Based on the importance of vascular dysfunction in AD pathology, in this study, we investigated the protective role of S1P against Aβ peptides on ATP release in RBCs.

2. Results

2.1. Protective Role of Sphingosine-1-Phosphate on ATP Release

It is known that RBCs can readily uptake exogenous S1P, up to 5 μmol, l−1 in an in vitro system [3]. Firstly, we assessed whether S1P affected the mechanism responsible for ATP release from RBCs. Here, RBCs were treated at high and low oxygen tensions with S1P at concentrations of 0.1 and 0.5 μM for 24 h. The ATP values were significantly higher for control cells with S1P at 0.5 μM compared to 0.1 μM (Figure 1A). When 0.1 μM Aβ was added to RBCs at low and high oxygen tensions for 24 hours, it inhibited the release of ATP from RBCs at the low oxygen tension (Figure 1B), as previously reported [31]. Next, to verify the protective role of S1P against Aβ, S1P was pre-incubated with RBCs for 30 min before Aβ exposure at a low oxygen tension. As shown in Figure 1B, ATP values were fully restored in the presence of 0.5 μM S1P, with a slight protective effect at 0.1 μM. It is known that caspase-3 is involved in the mechanism responsible for the inhibition of ATP release from RBCs by Aβ [31]. Next, we examined whether the protective effect of S1P against Aβ was mediated by caspase 3. Pre-treatment of RBCs exposed to Aβ with a caspase-3 inhibitor, i.e., Z-DEVD-FMK, was able to rescue ATP levels back to control levels (Figure 1B), evidencing the involvement of caspase-3 in the protective mechanism elicited by S1P. In RBCs, it has been shown that ATP release is linked to a pathway including Gi and adenylyl cyclase (AC) [18]. Mastoparan 7, an activator of Gi, was used to clarify the involvement of the Gi-related pathway in the protective role of S1P against Aβ. As reported in Figure 2, in the experiments with mastoparan 7, ATP release values remained similar between RBCs in the presence and absence of S1P, demonstrating that Gi proteins do not mediate S1P action.

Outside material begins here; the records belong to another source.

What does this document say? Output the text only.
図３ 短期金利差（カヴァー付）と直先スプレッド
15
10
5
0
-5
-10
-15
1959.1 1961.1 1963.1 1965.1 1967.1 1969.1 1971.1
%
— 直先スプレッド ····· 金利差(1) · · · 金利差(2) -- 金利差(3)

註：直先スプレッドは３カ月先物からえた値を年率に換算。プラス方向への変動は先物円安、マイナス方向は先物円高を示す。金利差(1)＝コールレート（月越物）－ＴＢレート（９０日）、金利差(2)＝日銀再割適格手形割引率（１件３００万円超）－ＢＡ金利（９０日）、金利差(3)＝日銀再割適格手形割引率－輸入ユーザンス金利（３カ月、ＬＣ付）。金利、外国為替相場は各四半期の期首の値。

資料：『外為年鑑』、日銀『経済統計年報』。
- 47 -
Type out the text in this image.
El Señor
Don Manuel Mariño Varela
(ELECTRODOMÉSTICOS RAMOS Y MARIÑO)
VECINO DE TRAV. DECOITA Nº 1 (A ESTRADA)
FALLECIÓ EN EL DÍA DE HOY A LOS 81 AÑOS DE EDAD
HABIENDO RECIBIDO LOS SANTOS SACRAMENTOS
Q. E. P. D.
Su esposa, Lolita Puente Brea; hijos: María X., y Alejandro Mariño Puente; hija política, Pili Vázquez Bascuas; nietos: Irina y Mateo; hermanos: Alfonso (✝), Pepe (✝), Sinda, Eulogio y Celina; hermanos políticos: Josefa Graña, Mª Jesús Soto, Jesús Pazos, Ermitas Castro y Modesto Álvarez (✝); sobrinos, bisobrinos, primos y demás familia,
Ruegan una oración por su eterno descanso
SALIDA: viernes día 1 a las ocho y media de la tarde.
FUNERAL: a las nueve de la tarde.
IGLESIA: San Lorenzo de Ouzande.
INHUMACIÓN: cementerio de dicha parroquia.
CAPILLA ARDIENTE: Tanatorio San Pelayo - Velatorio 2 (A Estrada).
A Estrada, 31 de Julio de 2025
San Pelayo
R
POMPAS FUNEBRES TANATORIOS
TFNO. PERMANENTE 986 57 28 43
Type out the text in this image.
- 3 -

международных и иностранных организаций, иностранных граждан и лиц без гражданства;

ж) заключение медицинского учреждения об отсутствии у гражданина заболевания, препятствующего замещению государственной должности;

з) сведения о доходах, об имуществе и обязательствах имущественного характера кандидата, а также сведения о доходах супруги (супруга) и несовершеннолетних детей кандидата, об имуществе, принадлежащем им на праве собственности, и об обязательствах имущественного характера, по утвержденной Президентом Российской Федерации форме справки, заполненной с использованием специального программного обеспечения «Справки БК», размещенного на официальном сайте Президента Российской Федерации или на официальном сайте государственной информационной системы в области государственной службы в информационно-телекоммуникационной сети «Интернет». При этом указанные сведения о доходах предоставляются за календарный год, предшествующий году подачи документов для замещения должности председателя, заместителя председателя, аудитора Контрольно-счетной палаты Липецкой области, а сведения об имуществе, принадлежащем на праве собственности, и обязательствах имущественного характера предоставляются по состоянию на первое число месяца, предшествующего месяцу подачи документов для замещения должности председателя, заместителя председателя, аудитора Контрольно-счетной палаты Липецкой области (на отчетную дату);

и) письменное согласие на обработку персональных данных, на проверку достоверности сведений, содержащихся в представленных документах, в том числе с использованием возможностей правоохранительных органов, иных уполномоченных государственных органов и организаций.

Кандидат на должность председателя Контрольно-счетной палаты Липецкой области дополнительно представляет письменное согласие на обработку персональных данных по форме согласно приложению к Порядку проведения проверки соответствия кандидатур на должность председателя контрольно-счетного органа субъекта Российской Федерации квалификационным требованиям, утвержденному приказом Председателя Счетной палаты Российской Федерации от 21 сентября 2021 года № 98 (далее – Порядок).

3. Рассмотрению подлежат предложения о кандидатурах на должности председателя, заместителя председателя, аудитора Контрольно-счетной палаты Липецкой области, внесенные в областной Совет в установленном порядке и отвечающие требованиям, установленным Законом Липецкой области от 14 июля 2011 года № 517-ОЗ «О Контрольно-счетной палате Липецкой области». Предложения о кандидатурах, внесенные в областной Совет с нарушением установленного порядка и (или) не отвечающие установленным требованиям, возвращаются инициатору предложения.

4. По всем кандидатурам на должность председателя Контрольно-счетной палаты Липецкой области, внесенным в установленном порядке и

2.2. Effect of Sphingosine-1-Phosphate on the Accumulation of cAMP

Then, we investigated whether cAMP was involved in the protective effect of S1P against Aβ in deoxygenated RBCs. Here, in deoxygenated RBCs treated for 24 h with S1P alone at 0.1 and 0.5 μM, cAMP values were significantly higher for control cells treated with S1P at 0.5 μM. As previously reported [18], cAMP levels in RBCs are significantly higher when the cells are deoxygenated compared to oxygenated conditions (Figure 3A). Next, further, to verify the protective role of S1P against Aβ, S1P was pre-incubated with RBCs for 30 min before Aβ exposure at low oxygen tension. As shown in Figure 3B, cAMP values were fully restored in the presence of 0.5 μM S1P, with no effects observed at 0.1 μM. Pre-treatment of Aβ-exposed RBCs with a caspase-3 inhibitor, i.e., Z-DEVD-FMK, rescued cAMP levels to those shown by control cells, thereby demonstrating the involvement of caspase-3 in the protective mechanisms elicited by S1P.

2.3. Effect of Sphingosine-1-Phosphate on 2,3 DPG Levels

When RBCs were treated with Aβ for 24 h, the 2,3 DPG levels observed in the deoxygenated RBCs were significantly reduced compared to the control cells (Figure 4). S1P alone at 0.5 μM increased 2,3 DPG levels compared to the control, demonstrating that S1P could increase metabolic fluxes through glycolysis to generate 2,3-BPG, as previously reported [16]. In RBCs pre-incubated for 30 min with S1P at 0.5 μM before Aβ, the 2,3 DPG levels were significantly higher than those shown by the Aβ-treated cells. Pre-treatment of Aβ-A-exposed RBCs with Z-DEVD-FMK fully restored the 2,3 DPG levels, thereby demonstrating that, among other mechanisms, caspase is involved in the protective mechanism elicited by S1P.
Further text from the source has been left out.